Im trying to make a PySpark connection to Cassandra DB indexed with Geomesa. Searching about it, I noticed that it uses the Geotools spark runtime since there is no optimized runtime for Cassandra. I'm struggling searching about the keys and values I may used for this connection. My code is returning that it does not find a SpatialRDD.
Code
import geomesa_pyspark
print("Configuring")
conf = geomesa_pyspark.configure(
jars=['path/to/geomesa-gt-spark-runtime_2.12-5.2.0.jar'],
packages=['geomesa_pyspark', 'pytz'],
spark_home='path/to/spark'). \
setAppName('MyTestApp')
conf.get('spark.master')
print(f"Configuration set: {conf.getAll()}")
from pyspark.sql import SparkSession
print("Imported Pyspark")
spark = SparkSession.builder.config(
conf=conf
).config(
"spark.driver.extraClassPath",
"path/to/geomesa-gt-spark-runtime_2.12-5.2.0.jar"
).config(
"spark.executor.extraClassPath",
"path/to/geomesa-gt-spark-runtime_2.12-5.2.0.jar"
).enableHiveSupport().getOrCreate()
print("SparkSession UP")
params = {
"geotools": "true",
"dbtype": "cassandradb", # Also tried with "cassandra"
"cassandra.contact.point": "contact_point",
"cassandra.username": "user",
"cassandra.password": "password",
"cassandra.keyspace": "keyspace",
"cassandra.catalog": "catalog",
"geomesa.feature": "feature"
}
print("Spark loading")
df = spark.read.format("geomesa").options(**params).load()
print("Loaded DB")
df.createOrReplaceTempView("tbl")
spark.sql("show tables").show()
Response
Configuring
Configuration set: [('spark.master', 'yarn'), ('spark.yarn.dist.jars', 'path/to/geomesa-gt-spark-runtime_2.12-5.2.0.jar'), ('spark.yarn.dist.files', '/home/rocky/.local/lib/python3.9/site-packages/pyspark/python/lib/py4j-0.10.9.7-src.zip,/home/rocky/.local/lib/python3.9/site-packages/pyspark/python/lib/pyspark.zip,/tmp/spark-python-3.9/geomesa_pyspark-5.2.0.zip,/tmp/spark-python-3.9/pytz-2025.1.zip'), ('spark.executorEnv.PYTHONPATH', 'py4j-0.10.9.7-src.zip:pyspark.zip:geomesa_pyspark-5.2.0.zip:pytz-2025.1.zip'), ('spark.executorEnv.PYSPARK_PYTHON', '/usr/bin/python'), ('spark.driver.extraClassPath', 'path/to/geomesa-gt-spark-runtime_2.12-5.2.0.jar'), ('spark.app.name', 'MyTestApp')]
Imported Pyspark
Setting default log level to "WARN".
To adjust logging level use sc.setLogLevel(newLevel). For SparkR, use setLogLevel(newLevel).
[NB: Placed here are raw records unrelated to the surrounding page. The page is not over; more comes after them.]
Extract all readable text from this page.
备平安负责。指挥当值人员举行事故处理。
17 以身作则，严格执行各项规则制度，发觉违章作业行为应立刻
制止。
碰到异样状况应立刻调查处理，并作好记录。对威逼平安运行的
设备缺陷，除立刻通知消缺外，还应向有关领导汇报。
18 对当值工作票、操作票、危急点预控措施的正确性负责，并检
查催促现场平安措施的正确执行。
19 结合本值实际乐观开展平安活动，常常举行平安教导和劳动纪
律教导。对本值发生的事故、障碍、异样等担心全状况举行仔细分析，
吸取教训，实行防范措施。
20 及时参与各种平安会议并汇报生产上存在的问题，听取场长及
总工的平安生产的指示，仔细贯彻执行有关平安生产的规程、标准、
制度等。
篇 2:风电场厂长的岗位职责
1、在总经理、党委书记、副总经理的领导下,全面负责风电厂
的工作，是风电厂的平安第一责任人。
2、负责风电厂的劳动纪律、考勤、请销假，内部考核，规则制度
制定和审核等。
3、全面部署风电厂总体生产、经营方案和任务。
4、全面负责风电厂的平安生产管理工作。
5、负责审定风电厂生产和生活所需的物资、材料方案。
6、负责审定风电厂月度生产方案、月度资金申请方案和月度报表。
25/02/04 21:13:24 WARN NativeCodeLoader: Unable to load native-hadoop library for your platform... using builtin-java classes where applicable
25/02/04 21:13:25 WARN Client: Neither spark.yarn.jars nor spark.yarn.archive is set, falling back to uploading libraries under SPARK_HOME.
25/02/04 21:13:27 WARN Client: Same path resource file:/home/rocky/.local/lib/python3.9/site-packages/pyspark/python/lib/pyspark.zip added multiple times to distributed cache.
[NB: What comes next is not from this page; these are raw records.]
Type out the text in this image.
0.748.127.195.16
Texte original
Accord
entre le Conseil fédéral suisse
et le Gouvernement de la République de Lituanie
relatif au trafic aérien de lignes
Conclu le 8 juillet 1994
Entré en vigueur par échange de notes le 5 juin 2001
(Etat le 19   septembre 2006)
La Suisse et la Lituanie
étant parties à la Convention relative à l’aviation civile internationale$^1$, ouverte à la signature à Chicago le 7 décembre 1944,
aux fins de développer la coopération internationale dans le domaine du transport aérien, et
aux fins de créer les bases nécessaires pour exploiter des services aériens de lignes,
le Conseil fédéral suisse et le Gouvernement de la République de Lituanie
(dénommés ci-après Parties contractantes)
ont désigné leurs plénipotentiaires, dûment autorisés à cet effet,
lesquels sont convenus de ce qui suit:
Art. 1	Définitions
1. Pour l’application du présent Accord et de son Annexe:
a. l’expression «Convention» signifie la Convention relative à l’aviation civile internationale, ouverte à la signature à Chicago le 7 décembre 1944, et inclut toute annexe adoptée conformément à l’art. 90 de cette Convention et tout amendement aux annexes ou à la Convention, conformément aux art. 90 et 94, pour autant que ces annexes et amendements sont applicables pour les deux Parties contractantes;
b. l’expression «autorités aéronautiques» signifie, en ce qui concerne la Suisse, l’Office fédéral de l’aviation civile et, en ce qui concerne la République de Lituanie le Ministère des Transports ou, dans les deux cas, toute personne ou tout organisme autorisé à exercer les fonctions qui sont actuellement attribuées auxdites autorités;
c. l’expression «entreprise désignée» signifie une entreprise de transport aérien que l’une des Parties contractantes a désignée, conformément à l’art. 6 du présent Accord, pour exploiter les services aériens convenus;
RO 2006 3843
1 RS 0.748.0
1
25/02/04 21:13:27 WARN Client: Same path resource file:/home/rocky/.local/lib/python3.9/site-packages/pyspark/python/lib/py4j-0.10.9.7-src.zip added multiple times to distributed cache.
SparkSession UP
Spark loading
25/02/04 21:13:39 WARN ServiceLoader$: Using a context ClassLoader that does not contain the class to load (org.locationtech.geomesa.index.view.MergedViewConfigLoader): org.apache.spark.util.MutableURLClassLoader@1c4ee95c
25/02/04 21:13:39 WARN ServiceLoader$: Using a context ClassLoader that does not contain the class to load (org.locationtech.geomesa.index.view.RouteSelector): org.apache.spark.util.MutableURLClassLoader@1c4ee95c
Traceback (most recent call last):
File "/home/rocky/test2.py", line 46, in <module>
df = spark.read.format("geomesa").options(**params).load()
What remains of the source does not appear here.